Prosecutor calls Maldives’ extension of state of emergency unconstitutional

Friday, 23 February 2018 00:00 -     - {{hitsCtrl.values.hits}}

MALE (Reuters) - The extension of a state of emergency in the Maldives was unconstitutional, the country’s prosecutor general has said, according to two sources and local media on Wednesday.

Parliament approved on Tuesday the extension sought by President Abdulla Yameen, but it was passed without the constitutionally required quorum of 43 lawmakers.

The prosecutor general, Aishath Bisham, had told police in a letter the state of emergency was unconstitutional, two senior officials of the Prosecutor General’s office told Reuters.

“The prosecutor general said that she believed the vote was unconstitutional and as a result the state of emergency is also unconstitutional,” one official said.

“She did not ask the police to release the state of emergency arrestees, but she said that she could not see any legal basis for keeping them under arrest.”

Prosecutor General’s letter comes after several travel advisories since Yameen declared the state of emergency on Feb. 5 and several tourists have been cancelling hundreds of hotel bookings every day despite government assurances that all is normal in the resort islands, far from the capital.

When parliament approved the extension of emergency, the ruling party legislators also sought a Supreme Court opinion through a resolution on the approval without the quorum.

In his request to extend the emergency, Yameen said a threat to national security had not diminished and a constitutional crisis had not been resolved.

Yameen imposed a state of emergency on Feb. 5 for 15 days to annul a Supreme Court ruling that quashed convictions against nine opposition leaders and ordered his government to free those held in prison. The emergency ended on Tuesday.

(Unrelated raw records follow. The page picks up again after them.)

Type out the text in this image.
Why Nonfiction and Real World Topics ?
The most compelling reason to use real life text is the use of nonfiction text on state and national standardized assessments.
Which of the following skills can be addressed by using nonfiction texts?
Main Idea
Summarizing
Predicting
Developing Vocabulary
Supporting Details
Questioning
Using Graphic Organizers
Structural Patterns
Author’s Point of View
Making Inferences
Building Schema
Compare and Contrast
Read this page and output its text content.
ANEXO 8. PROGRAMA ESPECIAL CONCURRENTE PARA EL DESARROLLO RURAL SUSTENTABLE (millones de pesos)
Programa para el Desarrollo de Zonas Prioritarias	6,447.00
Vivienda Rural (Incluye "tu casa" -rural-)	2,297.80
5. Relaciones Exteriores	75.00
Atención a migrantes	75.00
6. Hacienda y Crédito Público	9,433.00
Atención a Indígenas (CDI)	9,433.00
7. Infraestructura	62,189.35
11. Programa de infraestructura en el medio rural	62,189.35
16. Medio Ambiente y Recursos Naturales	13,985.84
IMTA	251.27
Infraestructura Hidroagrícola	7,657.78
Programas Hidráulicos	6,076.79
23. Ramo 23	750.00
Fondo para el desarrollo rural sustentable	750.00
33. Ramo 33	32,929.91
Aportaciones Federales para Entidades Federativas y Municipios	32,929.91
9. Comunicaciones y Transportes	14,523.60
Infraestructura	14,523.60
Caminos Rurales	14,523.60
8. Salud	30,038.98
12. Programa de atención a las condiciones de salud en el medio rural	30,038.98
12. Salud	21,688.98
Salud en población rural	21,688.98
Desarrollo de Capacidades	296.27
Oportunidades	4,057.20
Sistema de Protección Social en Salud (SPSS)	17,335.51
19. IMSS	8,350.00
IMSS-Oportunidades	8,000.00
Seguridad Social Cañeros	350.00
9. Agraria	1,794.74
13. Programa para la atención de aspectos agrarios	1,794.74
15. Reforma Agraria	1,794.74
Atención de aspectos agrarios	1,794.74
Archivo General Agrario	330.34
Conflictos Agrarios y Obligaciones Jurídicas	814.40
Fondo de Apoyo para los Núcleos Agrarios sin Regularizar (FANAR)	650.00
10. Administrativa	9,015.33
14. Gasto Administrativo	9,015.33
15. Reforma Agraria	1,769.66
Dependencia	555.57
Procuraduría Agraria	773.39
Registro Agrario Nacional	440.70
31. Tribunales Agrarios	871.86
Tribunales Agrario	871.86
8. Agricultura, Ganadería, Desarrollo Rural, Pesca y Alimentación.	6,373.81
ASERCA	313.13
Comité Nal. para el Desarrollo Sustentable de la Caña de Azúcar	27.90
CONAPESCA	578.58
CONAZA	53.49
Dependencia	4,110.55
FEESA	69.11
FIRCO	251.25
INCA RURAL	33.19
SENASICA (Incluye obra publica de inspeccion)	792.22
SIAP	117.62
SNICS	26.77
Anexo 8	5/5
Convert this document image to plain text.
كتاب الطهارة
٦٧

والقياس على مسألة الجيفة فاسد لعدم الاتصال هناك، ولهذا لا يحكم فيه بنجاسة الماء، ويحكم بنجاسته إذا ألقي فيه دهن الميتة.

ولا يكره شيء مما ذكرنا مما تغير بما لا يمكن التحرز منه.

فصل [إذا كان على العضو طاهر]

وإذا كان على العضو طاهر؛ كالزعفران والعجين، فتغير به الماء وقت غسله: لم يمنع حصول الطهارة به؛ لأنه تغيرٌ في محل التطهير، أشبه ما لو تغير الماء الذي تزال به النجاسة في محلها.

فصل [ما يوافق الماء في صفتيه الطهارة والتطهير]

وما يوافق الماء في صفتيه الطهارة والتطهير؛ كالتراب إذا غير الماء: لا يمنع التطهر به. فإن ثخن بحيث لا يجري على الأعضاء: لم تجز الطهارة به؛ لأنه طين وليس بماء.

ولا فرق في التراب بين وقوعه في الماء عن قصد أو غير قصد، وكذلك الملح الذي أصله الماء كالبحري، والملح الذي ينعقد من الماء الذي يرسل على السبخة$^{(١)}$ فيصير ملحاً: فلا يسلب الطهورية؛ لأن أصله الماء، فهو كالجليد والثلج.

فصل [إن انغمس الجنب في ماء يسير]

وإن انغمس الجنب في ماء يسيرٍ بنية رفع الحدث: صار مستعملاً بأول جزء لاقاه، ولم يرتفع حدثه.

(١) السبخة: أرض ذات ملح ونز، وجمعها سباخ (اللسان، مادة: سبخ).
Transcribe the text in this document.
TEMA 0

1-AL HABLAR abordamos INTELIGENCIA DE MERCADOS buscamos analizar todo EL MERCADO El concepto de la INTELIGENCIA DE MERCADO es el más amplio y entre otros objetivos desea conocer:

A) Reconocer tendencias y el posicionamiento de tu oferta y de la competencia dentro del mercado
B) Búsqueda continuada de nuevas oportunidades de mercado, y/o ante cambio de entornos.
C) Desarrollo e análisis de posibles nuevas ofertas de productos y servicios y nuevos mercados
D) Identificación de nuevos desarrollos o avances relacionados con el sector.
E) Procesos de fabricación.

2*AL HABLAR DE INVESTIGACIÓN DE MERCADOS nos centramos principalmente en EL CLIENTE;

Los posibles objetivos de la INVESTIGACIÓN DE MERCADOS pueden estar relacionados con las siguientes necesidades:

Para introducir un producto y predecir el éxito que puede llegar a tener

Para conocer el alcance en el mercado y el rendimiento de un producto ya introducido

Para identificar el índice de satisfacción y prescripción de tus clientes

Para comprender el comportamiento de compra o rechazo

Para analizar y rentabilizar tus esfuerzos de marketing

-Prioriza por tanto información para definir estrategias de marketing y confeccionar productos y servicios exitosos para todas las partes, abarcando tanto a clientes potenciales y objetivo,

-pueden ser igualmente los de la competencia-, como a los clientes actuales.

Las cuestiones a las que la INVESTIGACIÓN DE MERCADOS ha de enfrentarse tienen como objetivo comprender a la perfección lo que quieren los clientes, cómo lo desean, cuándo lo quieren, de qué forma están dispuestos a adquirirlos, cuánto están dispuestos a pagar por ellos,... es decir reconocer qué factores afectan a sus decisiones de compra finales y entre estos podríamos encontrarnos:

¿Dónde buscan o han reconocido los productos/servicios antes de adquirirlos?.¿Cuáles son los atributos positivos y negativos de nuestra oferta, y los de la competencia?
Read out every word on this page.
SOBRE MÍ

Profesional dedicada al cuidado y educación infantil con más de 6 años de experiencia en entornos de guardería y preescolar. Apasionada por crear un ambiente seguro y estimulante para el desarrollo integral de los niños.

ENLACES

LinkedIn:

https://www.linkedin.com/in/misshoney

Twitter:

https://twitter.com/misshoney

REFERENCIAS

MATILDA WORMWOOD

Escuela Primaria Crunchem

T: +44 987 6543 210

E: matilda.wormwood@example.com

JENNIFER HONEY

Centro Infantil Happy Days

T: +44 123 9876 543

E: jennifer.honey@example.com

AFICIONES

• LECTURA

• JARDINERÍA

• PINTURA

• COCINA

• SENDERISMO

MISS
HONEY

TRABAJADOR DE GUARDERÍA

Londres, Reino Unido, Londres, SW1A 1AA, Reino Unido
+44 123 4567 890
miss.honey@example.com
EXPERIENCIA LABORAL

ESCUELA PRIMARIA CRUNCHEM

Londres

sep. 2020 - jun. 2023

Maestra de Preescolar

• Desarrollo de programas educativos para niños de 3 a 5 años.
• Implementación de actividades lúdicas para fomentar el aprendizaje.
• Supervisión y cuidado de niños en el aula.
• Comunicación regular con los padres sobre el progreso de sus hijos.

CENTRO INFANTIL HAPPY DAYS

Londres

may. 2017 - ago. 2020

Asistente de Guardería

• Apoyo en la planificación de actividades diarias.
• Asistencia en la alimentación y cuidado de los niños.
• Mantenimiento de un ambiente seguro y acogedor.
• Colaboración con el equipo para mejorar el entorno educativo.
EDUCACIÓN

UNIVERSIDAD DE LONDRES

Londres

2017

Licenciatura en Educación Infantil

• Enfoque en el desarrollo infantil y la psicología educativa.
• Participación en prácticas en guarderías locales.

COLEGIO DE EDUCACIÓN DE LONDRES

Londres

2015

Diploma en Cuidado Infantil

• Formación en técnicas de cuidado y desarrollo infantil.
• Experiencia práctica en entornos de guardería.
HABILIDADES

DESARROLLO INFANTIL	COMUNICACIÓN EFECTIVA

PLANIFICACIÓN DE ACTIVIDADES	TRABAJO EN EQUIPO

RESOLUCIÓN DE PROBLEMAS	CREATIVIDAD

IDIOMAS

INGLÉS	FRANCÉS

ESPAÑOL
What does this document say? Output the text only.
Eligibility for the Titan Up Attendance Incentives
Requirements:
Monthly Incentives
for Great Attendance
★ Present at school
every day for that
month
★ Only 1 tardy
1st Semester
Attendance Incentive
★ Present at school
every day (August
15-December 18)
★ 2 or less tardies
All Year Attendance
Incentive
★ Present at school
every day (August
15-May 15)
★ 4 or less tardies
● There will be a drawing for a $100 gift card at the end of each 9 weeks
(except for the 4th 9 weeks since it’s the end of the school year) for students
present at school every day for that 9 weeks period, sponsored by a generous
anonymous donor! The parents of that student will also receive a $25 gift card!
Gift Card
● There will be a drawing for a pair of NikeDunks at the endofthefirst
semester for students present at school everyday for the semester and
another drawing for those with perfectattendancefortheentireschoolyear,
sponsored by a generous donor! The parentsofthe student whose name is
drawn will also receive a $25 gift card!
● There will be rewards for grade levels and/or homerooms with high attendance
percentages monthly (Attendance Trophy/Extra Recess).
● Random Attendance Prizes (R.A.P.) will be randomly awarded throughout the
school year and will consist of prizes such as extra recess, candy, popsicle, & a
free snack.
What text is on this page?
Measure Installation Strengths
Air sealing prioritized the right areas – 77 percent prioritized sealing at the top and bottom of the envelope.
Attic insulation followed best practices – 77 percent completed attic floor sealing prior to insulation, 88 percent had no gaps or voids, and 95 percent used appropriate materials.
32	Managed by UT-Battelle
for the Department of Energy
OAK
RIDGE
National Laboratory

The Supreme Court after the parliament vote on Tuesday issued a temporary stay, asking all state institutions to follow the state of emergency declaration until it deliberated on a resolution submitted to the court by the parliament. The resolution raised questions about the legality of the vote to extend the state of emergency.

Abdul Raheem Abdulla, the vice president Yameen’s Progressive Party of Maldives (PPM) said the Supreme Court’s stay order means that the Court has seen the state of emergency declaration vote as “something that can be lawfully done”.

Ahmed Mahloof, an opposition spokesperson, said the president was forcing the police to keep the people arrested in detention, despite the prosecutor general’s letter.

“The chief justice and a judge of the court are detained illegally,” Mahloof told reporters. “The Supreme Court can’t deliberate without the chief justice. They can’t even use the seal of the court without the permission of the chief justice.”

Police dispersed night protests by opposition supporters who have been demanding the detention of president Yameen and release of opposition leaders.

Under the emergency, Yameen’s administration has arrested the chief justice, another Supreme Court judge and former president Maumoon Abdul Gayoom on allegations of attempting to overthrow the government.

Though Yameen has ignored the court rulings, he has stopped short of saying he will not obey them. He has, however, fired two police chiefs who said they would uphold the rulings, and he continues to jail opposition members.